Blanding’s Turtle – Emydoidea blandingii

Also known as Ontario’s smiling turtle, the Blandings turtle is a semi-aquatic species that inhabits ponds, marshes and other wetland habitats, shore lines of lakes, streams and rivers. Blanding’s turtles spend time on land usually while migrating from one seasonal habitat to another. Home ranges can be large and include several habitat types.

The Blanding’s turtle is a medium sized turtle with an oval shaped, domed shell that is usually dark brown to black with a light speckling of spots in an irregular and variable pattern. The head is smallish and black on top. The neck is quite long and the throat is bright yellow and makes for an excellent identification marker in the wild.
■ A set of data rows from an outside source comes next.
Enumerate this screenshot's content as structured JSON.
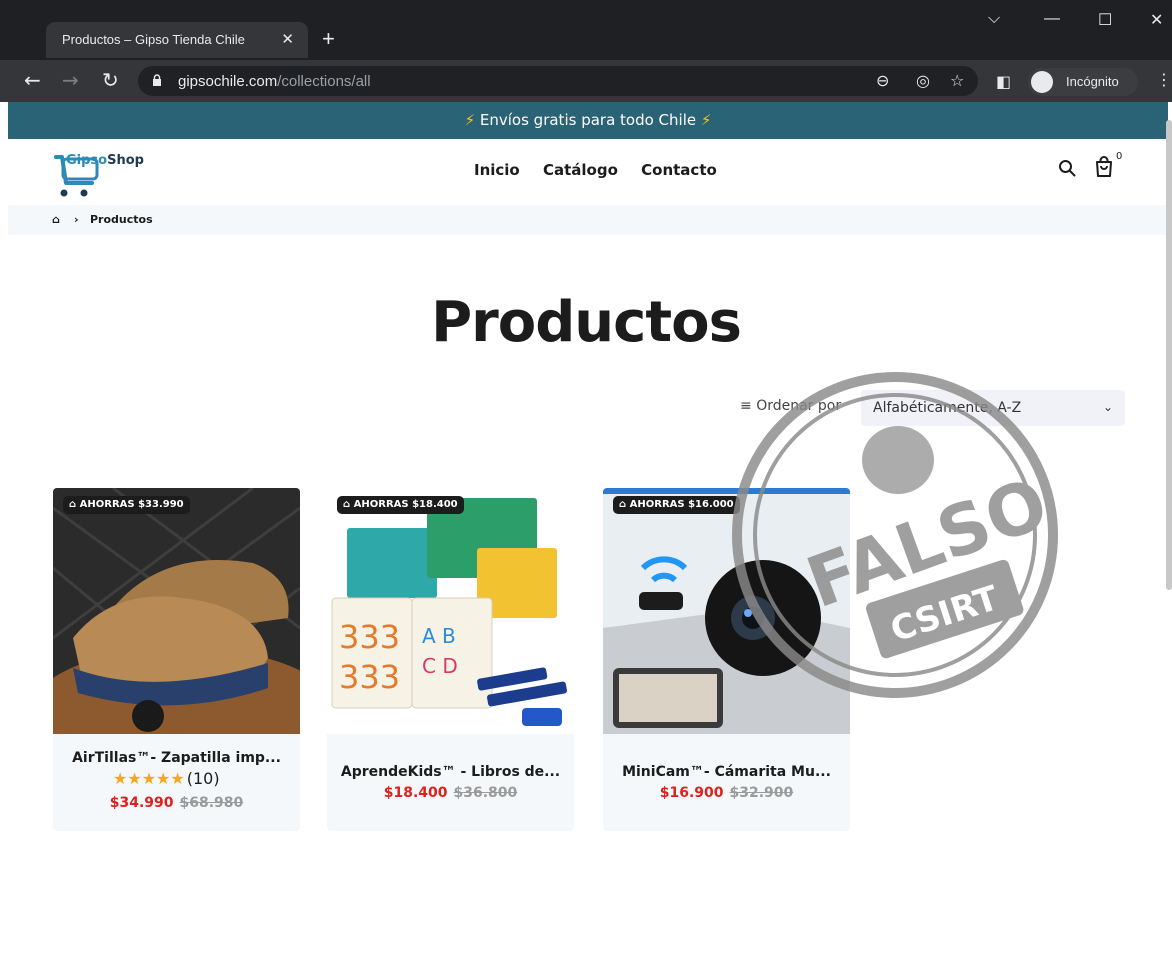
{
  "browser": {
    "tab_title": "Productos – Gipso Tienda Chile",
    "tab_close": "✕",
    "new_tab": "+",
    "url_host": "gipsochile.com",
    "url_path": "/collections/all",
    "incognito_label": "Incógnito"
  },
  "site": {
    "announcement": "Envíos gratis para todo Chile",
    "logo": {
      "gipso": "Gipso",
      "shop": "Shop"
    },
    "nav": [
      "Inicio",
      "Catálogo",
      "Contacto"
    ],
    "cart_count": "0",
    "breadcrumb": {
      "separator": "›",
      "current": "Productos"
    },
    "page_title": "Productos",
    "sort": {
      "label": "Ordenar por",
      "value": "Alfabéticamente, A-Z"
    },
    "products": [
      {
        "badge": "AHORRAS $33.990",
        "name": "AirTillas™- Zapatilla imp...",
        "rating": 5,
        "reviews": "(10)",
        "price": "$34.990",
        "compare_price": "$68.980"
      },
      {
        "badge": "AHORRAS $18.400",
        "name": "AprendeKids™ - Libros de...",
        "price": "$18.400",
        "compare_price": "$36.800"
      },
      {
        "badge": "AHORRAS $16.000",
        "name": "MiniCam™- Cámarita Mu...",
        "price": "$16.900",
        "compare_price": "$32.900"
      }
    ],
    "stamp": {
      "main": "FALSO",
      "sub": "CSIRT"
    }
  },
  "colors": {
    "announcement_bg": "#2a6276",
    "price_red": "#e0201c",
    "card_bg": "#f4f8fb",
    "stamp_gray": "#8a8a8a"
  },
  "icons": [
    "back-icon",
    "forward-icon",
    "reload-icon",
    "lock-icon",
    "zoom-icon",
    "eye-off-icon",
    "star-icon",
    "sidebar-icon",
    "incognito-icon",
    "search-icon",
    "cart-icon",
    "home-icon",
    "sort-icon",
    "chevron-down-icon",
    "tag-icon"
  ]
}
The Blanding’s turtle is in decline in Ontario. There are still strong populations that exist in the province but many populations are small and disconnected. Habitat loss and development as well as nest predation by animals such as raccoons and skunks, and road death are most likely the main reasons for the decline of this species. Blanding’s turtles are protected from collection and ownership in Ontario under the Fish & Wildlife Conservation Act. While the Ontario population of Blanding’s turtles is considered threatened, the Nova Scotia population has been now designated as endangered. Blanding’s turtles are protected.